In effetti, un funzionario vaticano ha dichiarato al sito The Pillar che alcuni proponenti di nuove misure per limitare la celebrazione della Santa Messa tradizionale non mirano a una soppressione completa e totale, definita «praticamente inattuabile», ma piuttosto a una sorta di «quarantena».

«Il pensiero, e alcuni lo metteranno in questi termini, è quello di “costringerli [i Cattolici tradizionalisti] nelle riserve”, con tutto ciò che comporta questo tipo di immaginario».

«Toglierli dalla vita diocesana, spingerli in piccole sacche intorno a cose come l’Istituto di Cristo Re Sommo Sacerdote, la Fraternità sacerdotale di San Pietro e persino la Fraternità sacerdotale di San Pio X [che è in comunione irregolare con la Chiesa] li toglierebbe dalle mani dei Vescovi locali», ha detto il funzionario.

«Per quelli che perseguono la “massima Traditionis custodes”, sarebbe un gradito sollievo», ha detto. «E per quei Vescovi che si sono opposti [cercando di fare spazio alle comunità di mentalità tradizionale] toglierebbe l’intera questione dalle loro mani».

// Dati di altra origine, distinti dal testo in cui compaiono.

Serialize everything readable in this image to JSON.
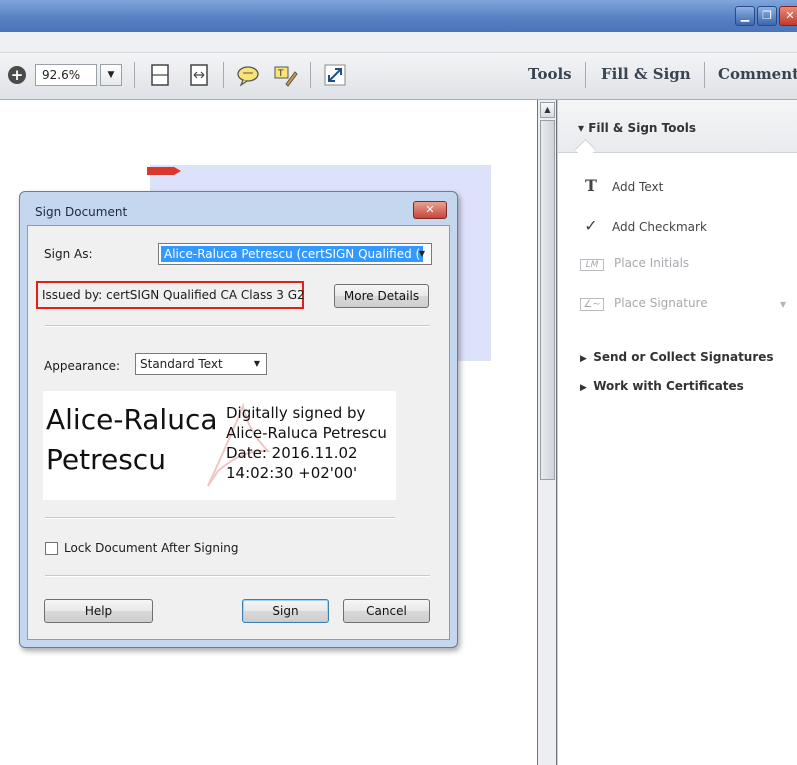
{
  "toolbar": {
    "zoom_value": "92.6%",
    "tools_label": "Tools",
    "fill_sign_label": "Fill & Sign",
    "comment_label": "Comment"
  },
  "right_panel": {
    "title": "Fill & Sign Tools",
    "items": [
      {
        "label": "Add Text",
        "icon": "text-icon",
        "enabled": true
      },
      {
        "label": "Add Checkmark",
        "icon": "checkmark-icon",
        "enabled": true
      },
      {
        "label": "Place Initials",
        "icon": "initials-icon",
        "enabled": false
      },
      {
        "label": "Place Signature",
        "icon": "signature-icon",
        "enabled": false
      }
    ],
    "sections": [
      {
        "label": "Send or Collect Signatures"
      },
      {
        "label": "Work with Certificates"
      }
    ]
  },
  "dialog": {
    "title": "Sign Document",
    "sign_as_label": "Sign As:",
    "sign_as_value": "Alice-Raluca Petrescu (certSIGN Qualified (",
    "issued_by": "Issued by: certSIGN Qualified CA Class 3 G2",
    "more_details_label": "More Details",
    "appearance_label": "Appearance:",
    "appearance_value": "Standard Text",
    "preview": {
      "name_line1": "Alice-Raluca",
      "name_line2": "Petrescu",
      "meta_line1": "Digitally signed by",
      "meta_line2": "Alice-Raluca Petrescu",
      "meta_line3": "Date: 2016.11.02",
      "meta_line4": "14:02:30 +02'00'"
    },
    "lock_label": "Lock Document After Signing",
    "lock_checked": false,
    "help_label": "Help",
    "sign_label": "Sign",
    "cancel_label": "Cancel",
    "highlight_color": "#e0201a"
  }
}
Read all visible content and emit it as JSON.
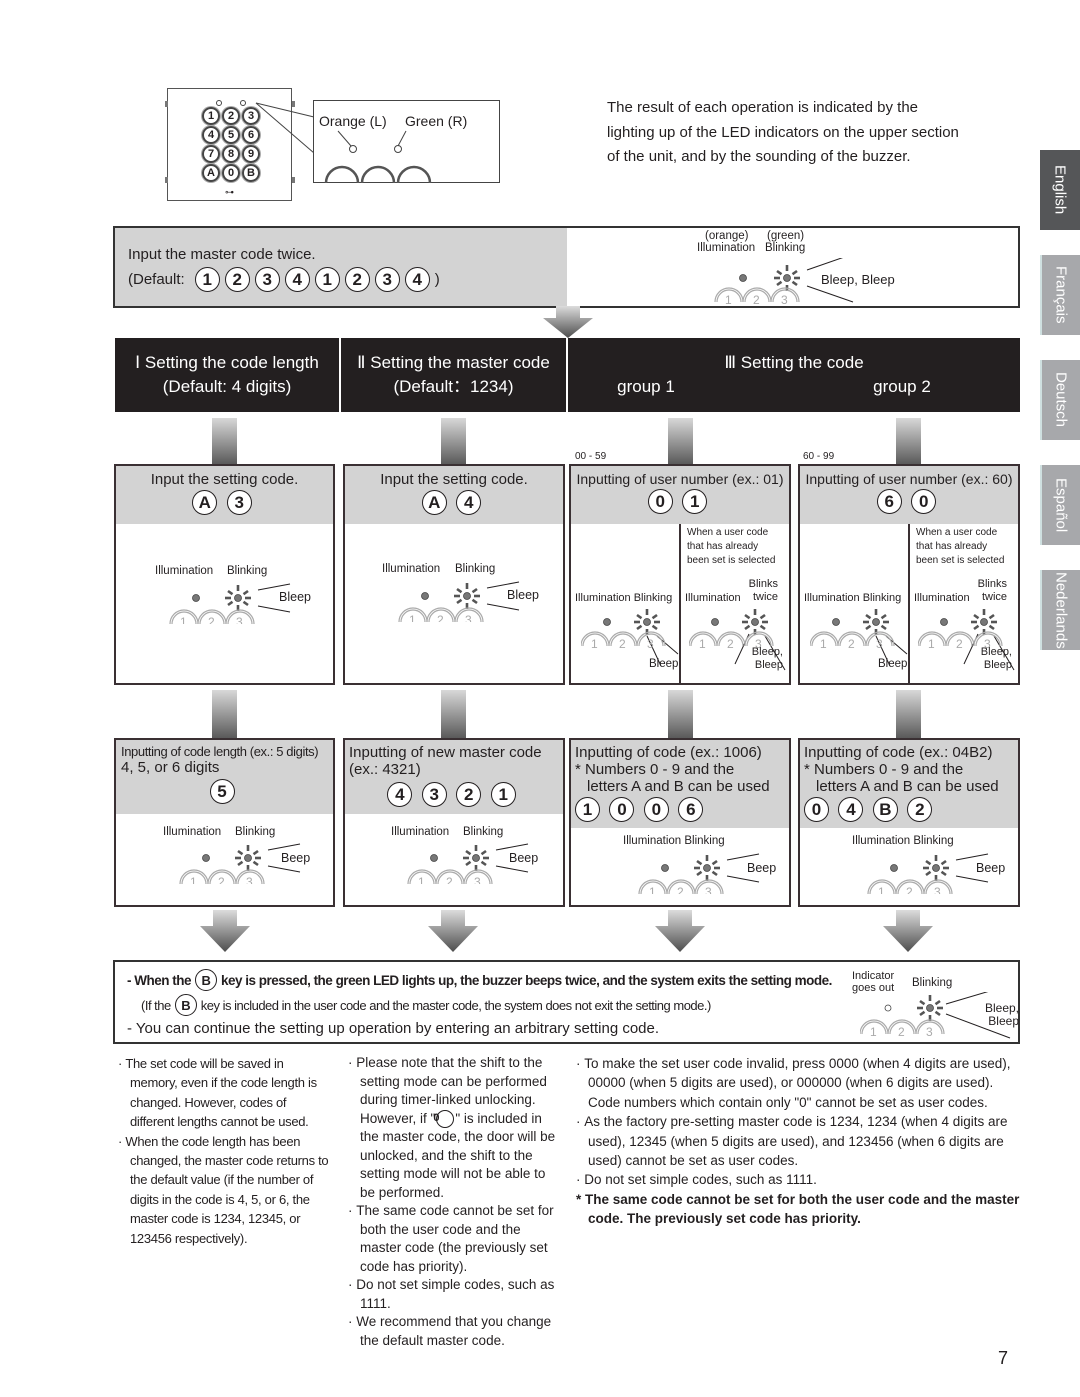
{
  "device": {
    "keys": [
      "1",
      "2",
      "3",
      "4",
      "5",
      "6",
      "7",
      "8",
      "9",
      "A",
      "0",
      "B"
    ],
    "callout_left": "Orange (L)",
    "callout_right": "Green (R)"
  },
  "intro_lines": [
    "The result of each operation is indicated by the",
    "lighting up of the LED indicators on the upper section",
    "of the unit, and by the sounding of the buzzer."
  ],
  "language_tabs": [
    {
      "label": "English",
      "active": true
    },
    {
      "label": "Français",
      "active": false
    },
    {
      "label": "Deutsch",
      "active": false
    },
    {
      "label": "Español",
      "active": false
    },
    {
      "label": "Nederlands",
      "active": false
    }
  ],
  "master_box": {
    "line1": "Input the master code twice.",
    "default_label": "(Default:",
    "default_close": ")",
    "keys": [
      "1",
      "2",
      "3",
      "4",
      "1",
      "2",
      "3",
      "4"
    ],
    "led_orange": "(orange)",
    "led_green": "(green)",
    "led_illumination": "Illumination",
    "led_blinking": "Blinking",
    "sound": "Bleep, Bleep"
  },
  "header": {
    "col1_title": "Ⅰ Setting the code length",
    "col1_sub": "(Default: 4 digits)",
    "col2_title": "Ⅱ Setting the master code",
    "col2_sub": "(Default：1234)",
    "col3_title": "Ⅲ Setting the code",
    "group1": "group 1",
    "group2": "group 2"
  },
  "step1": [
    {
      "title": "Input the setting code.",
      "keys": [
        "A",
        "3"
      ],
      "illum": "Illumination",
      "blink": "Blinking",
      "sound": "Bleep"
    },
    {
      "title": "Input the setting code.",
      "keys": [
        "A",
        "4"
      ],
      "illum": "Illumination",
      "blink": "Blinking",
      "sound": "Bleep"
    },
    {
      "range": "00 - 59",
      "title": "Inputting of user number (ex.:  01)",
      "keys": [
        "0",
        "1"
      ],
      "left_illum": "Illumination Blinking",
      "left_sound": "Bleep",
      "note": "When a user code that has already been set is selected",
      "right_illum": "Illumination",
      "right_blink": "Blinks twice",
      "right_sound": "Bleep, Bleep"
    },
    {
      "range": "60 - 99",
      "title": "Inputting of user number (ex.:  60)",
      "keys": [
        "6",
        "0"
      ],
      "left_illum": "Illumination Blinking",
      "left_sound": "Bleep",
      "note": "When a user code that has already been set is selected",
      "right_illum": "Illumination",
      "right_blink": "Blinks twice",
      "right_sound": "Bleep, Bleep"
    }
  ],
  "step2": [
    {
      "line1": "Inputting of code length (ex.:  5 digits)",
      "line2": "4, 5, or 6 digits",
      "keys": [
        "5"
      ],
      "illum": "Illumination",
      "blink": "Blinking",
      "sound": "Beep"
    },
    {
      "line1": "Inputting of new master code",
      "line2": "(ex.:  4321)",
      "keys": [
        "4",
        "3",
        "2",
        "1"
      ],
      "illum": "Illumination",
      "blink": "Blinking",
      "sound": "Beep"
    },
    {
      "line1": "Inputting of code (ex.: 1006)",
      "line2": "* Numbers 0 - 9 and the",
      "line3": "letters A and B can be used",
      "keys": [
        "1",
        "0",
        "0",
        "6"
      ],
      "illum": "Illumination Blinking",
      "sound": "Beep"
    },
    {
      "line1": "Inputting of code (ex.: 04B2)",
      "line2": "* Numbers 0 - 9 and the",
      "line3": "letters A and B can be used",
      "keys": [
        "0",
        "4",
        "B",
        "2"
      ],
      "illum": "Illumination Blinking",
      "sound": "Beep"
    }
  ],
  "exit_box": {
    "line1_pre": "- When the",
    "line1_key": "B",
    "line1_post": "key is pressed, the green LED lights up, the buzzer beeps twice, and the system exits the setting mode.",
    "line2_pre": "(If the",
    "line2_key": "B",
    "line2_post": "key is included in the user code and the master code, the system does not exit the setting mode.)",
    "line3": "- You can continue the setting up operation by entering an arbitrary setting code.",
    "indicator": "Indicator goes out",
    "blink": "Blinking",
    "sound": "Bleep, Bleep"
  },
  "notes_col1": [
    "The set code will be saved in memory, even if the code length is changed. However, codes of different lengths cannot be used.",
    "When the code length has been changed, the master code returns to the default value (if the number of digits in the code is 4, 5, or 6, the master code is 1234, 12345, or 123456 respectively)."
  ],
  "notes_col2": [
    {
      "pre": "Please note that the shift to the setting mode can be performed during timer-linked unlocking. However, if \"",
      "key": "0",
      "post": "\" is included in the master code, the door will be unlocked, and the shift to the setting mode will not be able to be performed."
    },
    {
      "pre": "The same code cannot be set for both the user code and the master code (the previously set code has priority)."
    },
    {
      "pre": "Do not set simple codes, such as 1111."
    },
    {
      "pre": "We recommend that you change the default master code."
    }
  ],
  "notes_col3": [
    "To make the set user code invalid, press 0000 (when 4 digits are used), 00000 (when 5 digits are used), or 000000 (when 6 digits are used). Code numbers which contain only \"0\" cannot be set as user codes.",
    "As the factory pre-setting master code is 1234, 1234 (when 4 digits are used), 12345 (when 5 digits are used), and 123456 (when 6 digits are used) cannot be set as user codes.",
    "Do not set simple codes, such as 1111."
  ],
  "notes_col3_bold": "* The same code cannot be set for both the user code and the master code. The previously set code has priority.",
  "page_number": "7"
}
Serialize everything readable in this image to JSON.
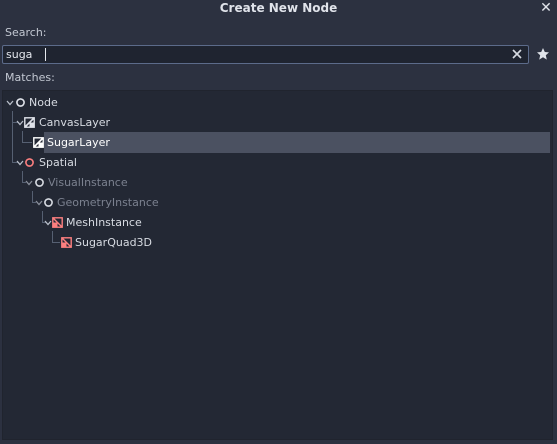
{
  "dialog": {
    "title": "Create New Node",
    "close_icon": "close-icon"
  },
  "search": {
    "label": "Search:",
    "value": "suga",
    "clear_icon": "clear-icon",
    "favorite_icon": "star-icon"
  },
  "matches": {
    "label": "Matches:",
    "items": [
      {
        "label": "Node",
        "icon": "node-icon",
        "state": "normal"
      },
      {
        "label": "CanvasLayer",
        "icon": "canvaslayer-icon",
        "state": "normal"
      },
      {
        "label": "SugarLayer",
        "icon": "canvaslayer-icon",
        "state": "selected"
      },
      {
        "label": "Spatial",
        "icon": "spatial-icon",
        "state": "normal"
      },
      {
        "label": "VisualInstance",
        "icon": "node-icon",
        "state": "disabled"
      },
      {
        "label": "GeometryInstance",
        "icon": "node-icon",
        "state": "disabled"
      },
      {
        "label": "MeshInstance",
        "icon": "meshinstance-icon",
        "state": "normal"
      },
      {
        "label": "SugarQuad3D",
        "icon": "meshinstance-icon",
        "state": "normal"
      }
    ]
  },
  "colors": {
    "background": "#2c3140",
    "tree_background": "#232834",
    "selection": "#4b5161",
    "spatial_accent": "#fc7f7f",
    "disabled_text": "#7b818f"
  }
}
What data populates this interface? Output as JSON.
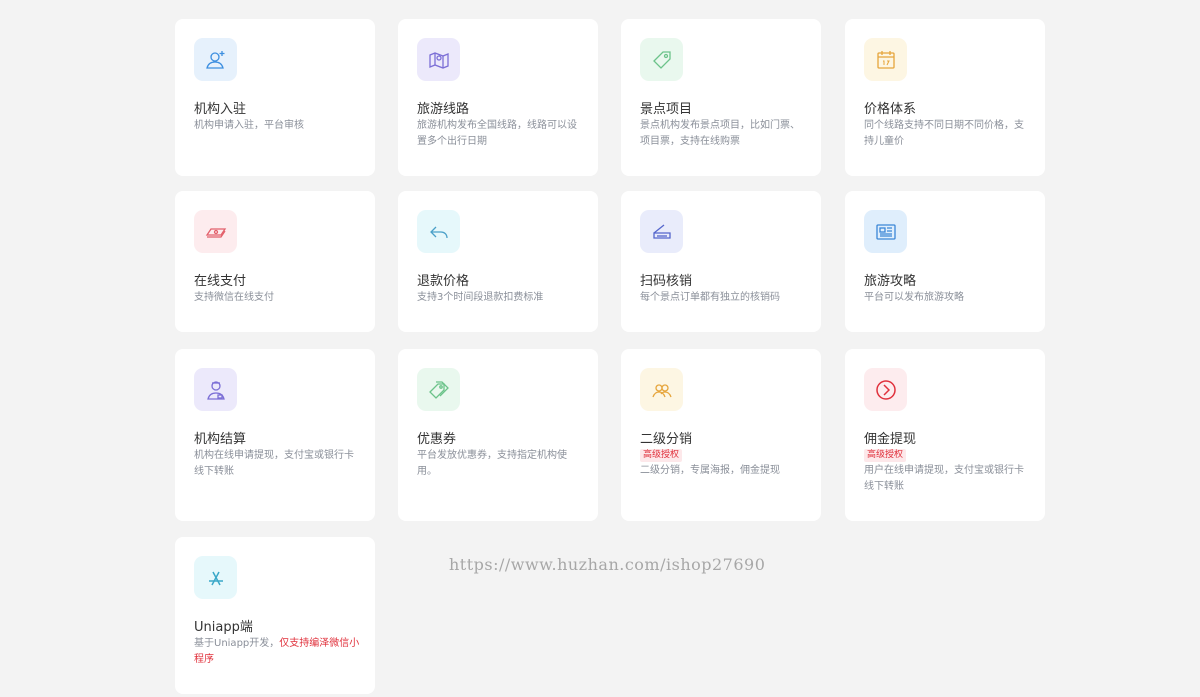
{
  "cards": [
    {
      "title": "机构入驻",
      "desc": "机构申请入驻，平台审核",
      "icon": "user-plus-icon",
      "icon_bg": "#e6f1fc",
      "icon_color": "#3d8fe0"
    },
    {
      "title": "旅游线路",
      "desc": "旅游机构发布全国线路，线路可以设置多个出行日期",
      "icon": "map-icon",
      "icon_bg": "#ece9fb",
      "icon_color": "#7c6fd6"
    },
    {
      "title": "景点项目",
      "desc": "景点机构发布景点项目，比如门票、项目票，支持在线购票",
      "icon": "tag-icon",
      "icon_bg": "#e9f8ee",
      "icon_color": "#6cc38a"
    },
    {
      "title": "价格体系",
      "desc": "同个线路支持不同日期不同价格，支持儿童价",
      "icon": "calendar-icon",
      "icon_bg": "#fdf6e3",
      "icon_color": "#e6a53c"
    },
    {
      "title": "在线支付",
      "desc": "支持微信在线支付",
      "icon": "money-icon",
      "icon_bg": "#fdecee",
      "icon_color": "#e3606b"
    },
    {
      "title": "退款价格",
      "desc": "支持3个时间段退款扣费标准",
      "icon": "reply-icon",
      "icon_bg": "#e6f8fb",
      "icon_color": "#4aa0c8"
    },
    {
      "title": "扫码核销",
      "desc": "每个景点订单都有独立的核销码",
      "icon": "scanner-icon",
      "icon_bg": "#e9ecfb",
      "icon_color": "#5566cc"
    },
    {
      "title": "旅游攻略",
      "desc": "平台可以发布旅游攻略",
      "icon": "newspaper-icon",
      "icon_bg": "#dfeefc",
      "icon_color": "#3a86d6"
    },
    {
      "title": "机构结算",
      "desc": "机构在线申请提现，支付宝或银行卡线下转账",
      "icon": "agent-icon",
      "icon_bg": "#ece9fb",
      "icon_color": "#7c6fd6"
    },
    {
      "title": "优惠券",
      "desc": "平台发放优惠券，支持指定机构使用。",
      "icon": "coupon-tags-icon",
      "icon_bg": "#e9f8ee",
      "icon_color": "#6cc38a"
    },
    {
      "title": "二级分销",
      "badge": "高级授权",
      "desc": "二级分销，专属海报，佣金提现",
      "icon": "users-icon",
      "icon_bg": "#fdf6e3",
      "icon_color": "#e6a53c"
    },
    {
      "title": "佣金提现",
      "badge": "高级授权",
      "desc": "用户在线申请提现，支付宝或银行卡线下转账",
      "icon": "arrow-circle-icon",
      "icon_bg": "#fdecee",
      "icon_color": "#e0313c"
    },
    {
      "title": "Uniapp端",
      "desc_prefix": "基于Uniapp开发，",
      "desc_highlight": "仅支持编泽微信小程序",
      "icon": "appstore-icon",
      "icon_bg": "#e6f8fb",
      "icon_color": "#3aa8c8"
    }
  ],
  "watermark": "https://www.huzhan.com/ishop27690",
  "colors": {
    "page_bg": "#f3f3f3",
    "card_bg": "#ffffff",
    "title": "#333333",
    "desc": "#8a8f99",
    "accent_red": "#e0313c"
  }
}
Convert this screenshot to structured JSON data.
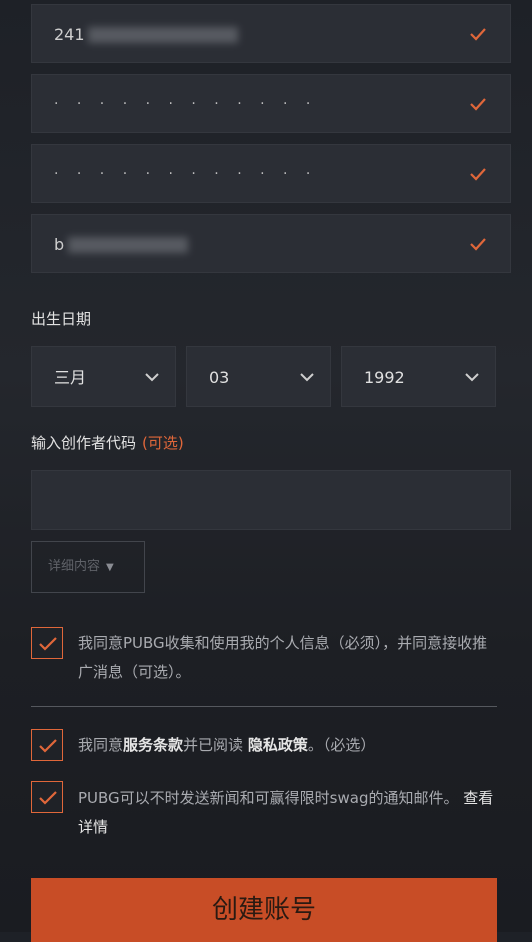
{
  "fields": {
    "field1_value": "241",
    "password_mask": "· · · · · · · · · · · ·",
    "confirm_mask": "· · · · · · · · · · · ·",
    "field4_value": "b"
  },
  "birth": {
    "label": "出生日期",
    "month": "三月",
    "day": "03",
    "year": "1992"
  },
  "creator": {
    "label": "输入创作者代码",
    "optional": "(可选)",
    "details": "详细内容"
  },
  "consents": {
    "c1": "我同意PUBG收集和使用我的个人信息（必须），并同意接收推广消息（可选）。",
    "c2_a": "我同意",
    "c2_terms": "服务条款",
    "c2_b": "并已阅读 ",
    "c2_privacy": "隐私政策",
    "c2_c": "。（必选）",
    "c3_a": "PUBG可以不时发送新闻和可赢得限时swag的通知邮件。 ",
    "c3_more": "查看详情"
  },
  "create_button": "创建账号",
  "colors": {
    "accent": "#e0673a",
    "button": "#c84d26",
    "field_bg": "#2b2e35"
  }
}
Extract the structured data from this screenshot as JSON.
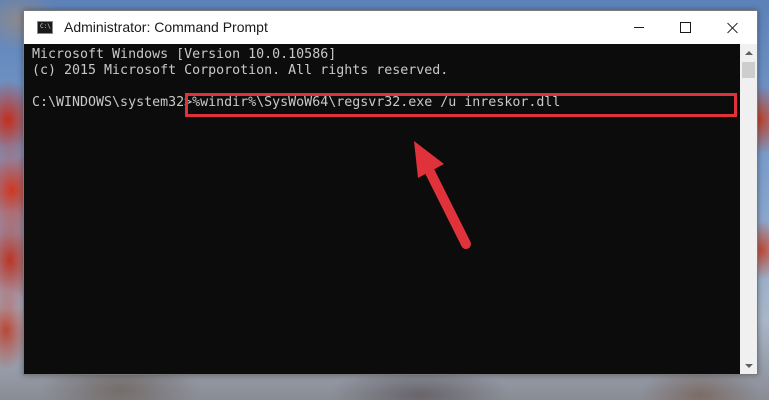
{
  "window": {
    "title": "Administrator: Command Prompt",
    "icon": "cmd-icon",
    "icon_text": "C:\\"
  },
  "controls": {
    "minimize_icon": "minimize-icon",
    "maximize_icon": "maximize-icon",
    "close_icon": "close-icon"
  },
  "console": {
    "lines": [
      "Microsoft Windows [Version 10.0.10586]",
      "(c) 2015 Microsoft Corporotion. All rights reserved."
    ],
    "prompt": "C:\\WINDOWS\\system32>",
    "command": "%windir%\\SysWoW64\\regsvr32.exe /u inreskor.dll"
  },
  "annotation": {
    "highlight_color": "#e0323a",
    "arrow_color": "#e0323a"
  },
  "colors": {
    "console_bg": "#0c0c0c",
    "console_text": "#c8c8c8"
  }
}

Ciò su cui tutti sembrano essere d’accordo, però, è che una nuova serie di restrizioni sulla forma straordinaria creerebbe notevoli tensioni nella Chiesa, approfondirebbe le divisioni esistenti e seminerebbe ulteriori malumori tra tutte le parti del dibattito liturgico.

Se questo sia qualcosa che papa Francesco vorrebbe, o che consideri degno di qualsiasi beneficio percepito che nuove restrizioni potrebbero ottenere, è una questione aperta – e, stando a quanto riferito dai collaboratori curiali, una questione non ancora risolta, o addirittura formalmente posta.

Secondo il blog Rorate Cæli, gli oppositori della Santa Messa tradizionale sperano di fare in fretta una sorta di progresso «ampio, definitivo e irreversibile» verso la soppressione totale, presumibilmente come copertura contro un futuro Papa che inverta la retromarcia di papa Francesco sulla grande liberalizzazione liturgica di Papa Benedetto XVI nella lettera apostolica «motu proprio data» Summorum Pontificum.

«Vogliono farlo mentre papa Francesco è ancora al potere», ha dichiarato il sito web.

Se così fosse, i due – chiunque essi siano – sembrerebbero impegnati in uno strano gioco d’azzardo.

Se in alcuni ambienti si pensa che il Pontificato di papa Francesco rappresenti l’ultimo spiraglio per ulteriori restrizioni, la loro premessa è, presumibilmente, che il prossimo Papa sarà meno comprensivo dei loro mezzi e dei loro fini.

Ma introdurre ora nuove azioni più restrittive sembrerebbe almeno altrettanto probabile che aumentare le possibilità di un «ritorno di fiamma» sotto l’eventuale successore di papa Francesco. Inoltre, qualunque sia il guadagno che «essi» possono sperare di ottenere nel breve termine, è improbabile che sia davvero «irreversibile».

Qualunque siano i mezzi impiegati per interpretare e applicare la lettera apostolica in forma di «motu proprio» Traditionis custodes, e qualunque nuova azione possa essere intrapresa per limitare o sopprimere ulteriormente l’uso del Missale Romanum del 1962, l’unica azione bancariamente permanente intrapresa da papa Francesco sulla liturgia si rivelerà probabilmente la sua effettiva abrogazione della lettera apostolica «motu proprio data» Summorum Pontificum.

Nel bene e nel male, papa Francesco ha spianato la strada ad un Papa che può compiere una totale inversione di rotta rispetto all’approccio del suo predecessore alla forma straordinaria. La protezione dal rischio che il prossimo Papa faccia di nuovo lo stesso potrebbe rivelarsi al di là della portata di qualsiasi nuovo motu proprio.

1 commento:

  1. La logica della rivoluzione, accolta con il Vaticano II, è implacabile. Mano a mano si sconfessa una piccola parte, apparentemente insignificante, dell'edificio costruito da Nostro Signore. L'abolizione definitiva del V.O. sarà solo una tappa, poi verranno alcuni peccati, poi un dogma, poi un sacramento, poi la transustanziazione, e via così fino all'annientamento totale. Salvo che prima l'umanità non trovi la sua (magari auto) distruzione, come tutto ciò che prescinde da Dio.